Subject:  Arts and humanities | Multidisciplinary
A girl plugging headphones into a book
Author: Biblioteca de la UOC (foto: mihailomilovanovic -

The third edition of Shared Stories was the most successful to date, and the repository now contains more than 150 recordings readings

The Shared Stories project was launched in 2022 to highlight the talent and legacy of women in our literature. This year's campaign, the third in total, was a success in terms of participation and maintained the project's essence and purpose: enhancing the public recognition of female authors in the Catalan, Spanish, Galician and Basque languages.

The initiative, led by the UOC Library in partnership with the Camilo José Cela University (UCJC), invites members of the UOC community and users and staff from other libraries to record themselves reading works by selected female authors. The resulting recorded readings are added to an open repository hosted on the UOC Library's website.

70 new audio readings have been received in this third edition of the project, which means the bank now contains more than 150 recordings of works by authors including Emilia Pardo Bazán, Carme Karr and Filomena Dato.

Readers can continue to participate in this initiative until September 25. It will be included as one of the actions commemorating Women Writers Day, organized by the Spanish National Library.

This year the project grew with participation from the UOC's Culture department, and it also took on broader dimensions, involving reading clubs, the Catalan Network of Public Libraries, and well-known contemporary writers who have joined as advisers. Coia Valls, Maria Solar, Karmele Jaio, Sara Jaramillo and Montse Barderí are some of the authors who contributed.

We are extremely happy and grateful for the participation in this third edition," said Mireia Castillón, who is responsible for gender perspective at the UOC Library and the co-organizer of the project. "We have increased the number of texts and the variety of authors to read, and the number of recorded readings we have received has increased and the involvement of the UOC Community has grown," added Castillón. "This success encourages us to continue working to highlight the talent of our women writers and preserve their literary legacy," she said.

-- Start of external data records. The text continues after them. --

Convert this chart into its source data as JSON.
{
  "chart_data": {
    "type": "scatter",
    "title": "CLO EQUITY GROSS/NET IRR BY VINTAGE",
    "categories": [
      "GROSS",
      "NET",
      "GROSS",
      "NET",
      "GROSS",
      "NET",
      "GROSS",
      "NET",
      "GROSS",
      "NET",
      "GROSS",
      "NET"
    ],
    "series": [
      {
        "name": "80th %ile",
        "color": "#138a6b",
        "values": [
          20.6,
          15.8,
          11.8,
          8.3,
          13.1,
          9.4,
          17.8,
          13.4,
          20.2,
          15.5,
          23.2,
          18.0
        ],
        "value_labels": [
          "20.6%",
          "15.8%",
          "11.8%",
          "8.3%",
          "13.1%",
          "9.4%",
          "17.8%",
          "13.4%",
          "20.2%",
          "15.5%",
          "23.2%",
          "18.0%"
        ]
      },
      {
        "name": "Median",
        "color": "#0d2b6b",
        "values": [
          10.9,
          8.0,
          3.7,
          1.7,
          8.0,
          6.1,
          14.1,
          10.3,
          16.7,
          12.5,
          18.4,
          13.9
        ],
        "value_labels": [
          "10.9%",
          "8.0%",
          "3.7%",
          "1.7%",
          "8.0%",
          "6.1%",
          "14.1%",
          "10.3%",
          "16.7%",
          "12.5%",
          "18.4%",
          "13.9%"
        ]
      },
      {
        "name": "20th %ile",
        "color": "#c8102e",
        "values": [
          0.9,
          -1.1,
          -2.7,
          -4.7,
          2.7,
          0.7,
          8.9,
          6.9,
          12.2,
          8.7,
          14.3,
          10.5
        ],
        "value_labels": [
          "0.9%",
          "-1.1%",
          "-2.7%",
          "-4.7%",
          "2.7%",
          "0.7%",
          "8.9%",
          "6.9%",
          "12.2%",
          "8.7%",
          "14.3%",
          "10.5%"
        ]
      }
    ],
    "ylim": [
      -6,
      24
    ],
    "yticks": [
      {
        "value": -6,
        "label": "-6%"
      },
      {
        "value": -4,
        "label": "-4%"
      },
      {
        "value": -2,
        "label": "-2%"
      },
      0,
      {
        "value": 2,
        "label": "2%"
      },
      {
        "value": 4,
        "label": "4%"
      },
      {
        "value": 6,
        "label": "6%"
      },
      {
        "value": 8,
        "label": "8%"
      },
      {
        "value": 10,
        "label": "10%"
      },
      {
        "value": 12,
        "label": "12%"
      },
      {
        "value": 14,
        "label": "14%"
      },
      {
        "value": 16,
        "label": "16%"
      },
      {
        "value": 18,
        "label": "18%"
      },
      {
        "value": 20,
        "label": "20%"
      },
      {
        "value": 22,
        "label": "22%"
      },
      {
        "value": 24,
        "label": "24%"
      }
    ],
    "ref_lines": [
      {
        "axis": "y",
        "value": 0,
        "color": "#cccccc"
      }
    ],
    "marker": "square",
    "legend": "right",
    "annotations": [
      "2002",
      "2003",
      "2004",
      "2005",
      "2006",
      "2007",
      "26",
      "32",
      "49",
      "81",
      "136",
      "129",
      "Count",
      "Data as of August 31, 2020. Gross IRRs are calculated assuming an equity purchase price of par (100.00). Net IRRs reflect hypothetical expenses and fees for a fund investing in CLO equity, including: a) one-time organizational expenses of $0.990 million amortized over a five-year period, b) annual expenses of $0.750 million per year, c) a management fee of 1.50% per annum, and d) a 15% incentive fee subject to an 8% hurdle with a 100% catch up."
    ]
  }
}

Shared Stories, a platform speaking up for works by women writers

This year's edition of Shared Stories had a particularly high profile during the week marking Saint Jordi's Day (World Book Day), and its launch was a unique opportunity to encourage the entire UOC community to take part in this initiative and commemorate the special day.

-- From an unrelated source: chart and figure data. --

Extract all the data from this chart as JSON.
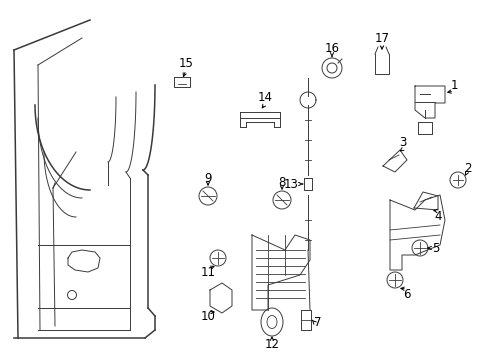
{
  "background_color": "#ffffff",
  "fig_width": 4.89,
  "fig_height": 3.6,
  "dpi": 100,
  "line_color": "#3a3a3a",
  "label_color": "#000000",
  "lw_main": 1.1,
  "lw_thin": 0.7,
  "lw_detail": 0.6,
  "fontsize_label": 8.5
}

Shared Stories: the experience of UOC students

Four UOC students explain their reasons for participating in the project and giving voice to the work of a female writer. 


"The third edition of Shared Stories was a powerful platform to give voice to forgotten female authors of Catalan, Spanish, Galician and Basque literature," said Lluís Rius, director of the UOC's Culture department. "The participation of leading figures in contemporary literature and the partnership with networks of public libraries has made it possible to broaden the scope of the project," added Rius.

This project is particularly relevant in a context of ongoing inequality in the literary world, where women have faced and continue to face numerous barriers. History contains numerous examples of female authors who have hidden their identity behind a male pseudonym, including Caterina Albert (Victor Català) and Cecilia Böhl de Faber (Fernán Caballero). This bias is also apparent in prizes for literature, with a clear disparity between the number of awards given to men and women. The rise of small publishers and digital empowerment provide new opportunities for greater equality and diversity in literature, with initiatives like Shared Stories helping to drive this change.